New York issued its long-awaited environmental assessment of fracking Wednesday detailing a wide range of health and climate concerns that underpinned Governor Andrew Cuomo’s decision last December to impose a statewide ban on the practice.
High-volume hydraulic fracturing “raises new, significant, adverse impacts not studied” in the state’s last major analysis of oil and gas development in 1992, the 2,000-page report concludes. The negative effects that fracking could bring to the state include:
— Air impacts that could affect respiratory health due to increased levels of particulate matter, diesel exhaust or volatile organic chemicals.
— Climate change impacts due to methane and other volatile organic chemical released into the atmosphere.
— Drinking water impacts from underground migration of methane and/or fracturing fluid chemicals associated with faulty well construction or seismic activity.
— Surface spills potentially resulting in soil, groundwater and surface water contamination.
— Surface water contamination resulting from inadequate wastewater treatment.
— Earthquakes and creation of fissures induced during the hydraulic fracturing stage.
— Community impacts such as increased vehicle traffic, road damage, noise, odor complaints,and increased local demand for housing and medical care.
Issued by the Department of Environmental Conservation, the “Final Supplemental Generic Environmental Impact Statement” took more than six years to produce, as public comments on drafts and the burgeoning literature on the various effects of fracking led to repeated revisions of the study.
The assessment notes that considerable uncertainty over the adverse environmental and public health consequences of fracking has “grown worse over time.”
Industry, for example, has long asserted that fracking fluid has never migrated to or tainted underground drinking water, but documented cases have revealed drinking water contamination from fracking.
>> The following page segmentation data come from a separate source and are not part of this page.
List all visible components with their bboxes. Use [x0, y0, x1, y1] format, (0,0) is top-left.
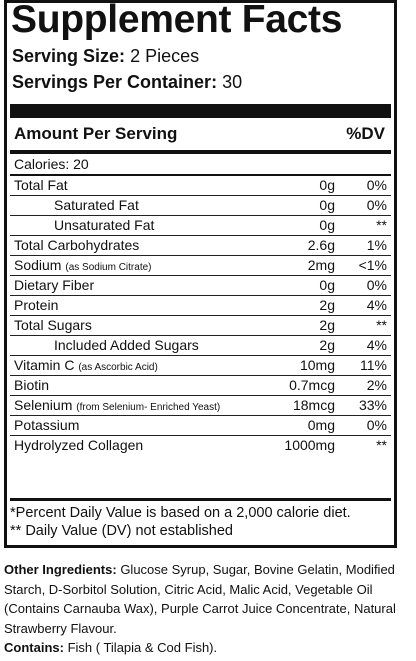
nutrient-row: Hydrolyzed Collagen 1000mg ** [10, 436, 391, 455]
nutrient-name-text: Calories: 20 [14, 156, 89, 172]
nutrient-name-text: Selenium [14, 397, 73, 413]
contains-text: Fish ( Tilapia & Cod Fish). [67, 640, 218, 655]
footer-divider [10, 498, 391, 501]
amount-per-serving-label: Amount Per Serving [14, 124, 178, 143]
nutrient-amount: 0g [319, 197, 335, 213]
nutrient-name-text: Dietary Fiber [14, 277, 95, 293]
panel-title: Supplement Facts [11, 0, 343, 41]
nutrient-table: Calories: 20 Total Fat 0g 0% Saturated Fat 0g… [10, 155, 391, 455]
nutrient-amount: 0g [319, 217, 335, 233]
nutrient-amount: 2g [319, 337, 335, 353]
nutrient-row: Protein 2g 4% [10, 296, 391, 316]
nutrient-row: Calories: 20 [10, 155, 391, 176]
nutrient-dv: 33% [358, 397, 387, 413]
serving-size-value: 2 Pieces [130, 46, 200, 66]
nutrient-dv: 2% [366, 377, 387, 393]
nutrient-source-note: (as Sodium Citrate) [65, 262, 152, 273]
amount-header: Amount Per Serving %DV [10, 120, 391, 148]
contains-label: Contains: [4, 640, 64, 655]
nutrient-name: Total Sugars [14, 316, 92, 335]
nutrient-amount: 18mcg [292, 397, 335, 413]
nutrient-row: Unsaturated Fat 0g ** [10, 216, 391, 236]
nutrient-dv: 0% [366, 197, 387, 213]
nutrient-amount: 2.6g [307, 237, 335, 253]
dv-label: %DV [346, 124, 385, 143]
nutrient-name-text: Unsaturated Fat [54, 217, 155, 233]
ingredients-block: Other Ingredients: Glucose Syrup, Sugar,… [4, 560, 412, 658]
nutrient-amount: 0mg [307, 417, 335, 433]
nutrient-name: Protein [14, 296, 58, 315]
nutrient-amount: 2g [319, 297, 335, 313]
nutrient-row: Included Added Sugars 2g 4% [10, 336, 391, 356]
nutrient-dv: 11% [360, 357, 387, 373]
footnote-not-established: ** Daily Value (DV) not established [10, 523, 233, 539]
nutrient-name: Selenium (from Selenium- Enriched Yeast) [14, 396, 220, 417]
nutrient-dv: ** [376, 217, 387, 233]
nutrient-source-note: (as Ascorbic Acid) [78, 362, 158, 373]
nutrient-amount: 2mg [307, 257, 335, 273]
nutrient-amount: 0.7mcg [289, 377, 335, 393]
nutrient-row: Total Fat 0g 0% [10, 176, 391, 196]
nutrient-name-text: Vitamin C [14, 357, 75, 373]
nutrient-name: Total Carbohydrates [14, 236, 139, 255]
nutrient-name-text: Biotin [14, 377, 50, 393]
nutrient-amount: 0g [319, 277, 335, 293]
nutrient-dv: ** [376, 317, 387, 333]
nutrient-name-text: Sodium [14, 257, 62, 273]
serving-size-label: Serving Size: [12, 46, 126, 66]
servings-per-container-label: Servings Per Container: [12, 72, 218, 92]
nutrient-name-text: Potassium [14, 417, 80, 433]
nutrient-dv: 4% [366, 297, 387, 313]
other-ingredients-label: Other Ingredients: [4, 562, 117, 577]
nutrient-row: Saturated Fat 0g 0% [10, 196, 391, 216]
nutrient-name: Biotin [14, 376, 49, 395]
nutrient-name: Vitamin C (as Ascorbic Acid) [14, 356, 158, 377]
nutrient-row: Total Sugars 2g ** [10, 316, 391, 336]
supplement-facts-panel [4, 0, 397, 548]
nutrient-dv: 0% [366, 277, 387, 293]
nutrient-name-text: Total Fat [14, 177, 68, 193]
serving-size: Serving Size: 2 Pieces [12, 46, 199, 67]
nutrient-name: Calories: 20 [14, 155, 89, 174]
nutrient-row: Potassium 0mg 0% [10, 416, 391, 436]
nutrient-dv: ** [376, 437, 387, 453]
nutrient-row: Selenium (from Selenium- Enriched Yeast)… [10, 396, 391, 416]
nutrient-dv: 1% [366, 237, 387, 253]
nutrient-name-text: Hydrolyzed Collagen [14, 437, 144, 453]
thick-divider [10, 104, 391, 118]
nutrient-name-text: Included Added Sugars [54, 337, 199, 353]
nutrient-row: Total Carbohydrates 2.6g 1% [10, 236, 391, 256]
medium-divider [10, 150, 391, 154]
servings-per-container: Servings Per Container: 30 [12, 72, 242, 93]
nutrient-name: Saturated Fat [54, 196, 139, 215]
nutrient-name-text: Total Sugars [14, 317, 92, 333]
nutrient-dv: 0% [366, 417, 387, 433]
nutrient-name: Total Fat [14, 176, 68, 195]
nutrient-amount: 10mg [299, 357, 335, 373]
nutrient-name-text: Protein [14, 297, 59, 313]
nutrient-dv: 4% [366, 337, 387, 353]
nutrient-amount: 1000mg [284, 437, 335, 453]
nutrient-amount: 0g [319, 177, 335, 193]
nutrient-dv: 0% [366, 177, 387, 193]
nutrient-name: Unsaturated Fat [54, 216, 154, 235]
nutrient-amount: 2g [319, 317, 335, 333]
nutrient-name: Sodium (as Sodium Citrate) [14, 256, 152, 277]
nutrient-name: Hydrolyzed Collagen [14, 436, 143, 455]
nutrient-row: Vitamin C (as Ascorbic Acid) 10mg 11% [10, 356, 391, 376]
nutrient-source-note: (from Selenium- Enriched Yeast) [76, 402, 221, 413]
servings-per-container-value: 30 [222, 72, 243, 92]
footnote-dv: *Percent Daily Value is based on a 2,000… [10, 505, 351, 521]
nutrient-dv: <1% [358, 257, 387, 273]
nutrient-row: Sodium (as Sodium Citrate) 2mg <1% [10, 256, 391, 276]
nutrient-name-text: Total Carbohydrates [14, 237, 140, 253]
nutrient-name: Included Added Sugars [54, 336, 199, 355]
nutrient-name-text: Saturated Fat [54, 197, 139, 213]
nutrient-name: Dietary Fiber [14, 276, 94, 295]
nutrient-row: Biotin 0.7mcg 2% [10, 376, 391, 396]
nutrient-name: Potassium [14, 416, 79, 435]
other-ingredients-text: Glucose Syrup, Sugar, Bovine Gelatin, Mo… [4, 562, 396, 636]
nutrient-row: Dietary Fiber 0g 0% [10, 276, 391, 296]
A study this month in the Proceedings of the National Academy of Sciences found the presence of chemicals used in fracking fluids in the drinking water of three Pennsylvania households. State regulators also detected methane in the families’ water. Similarly, leakage rates into the atmosphere of methane, a powerful greenhouse gas that could wipe out the climate benefit of natural gas, remain unclear as major studies only now get underway.
In New York, the resistance to fracking grew as residents saw the effects of the gas boom across the border in Pennsylvania. New York localities, such as the village of Dryden, created fracking bans that withstood court challenges adding momentum to activist efforts for a statewide prohibition.
New York is the first state with substantial natural gas reserves to ban fracking. Others, such as North Carolina, placed moratoria on the practice that they eventually lifted. Some, such as Vermont, have bans in place that are mostly symbolic as they have minimal oil and gas reserves.
Using industry projections, the report estimated that New York could have received more than 1,600 applications a year on average from drillers to use fracking to develop gas reserves in the Marcellus and Utica shale formations. That rate of activity could have extended over a 30-year period, the report said.
Within ten days of the report’s publication, by May 23, the state’s Environmental Conservation Commissioner must issue the final decision on the fracking ban, according to New York regulations. The ban is not permanent, however, and could be reversed by a future administration.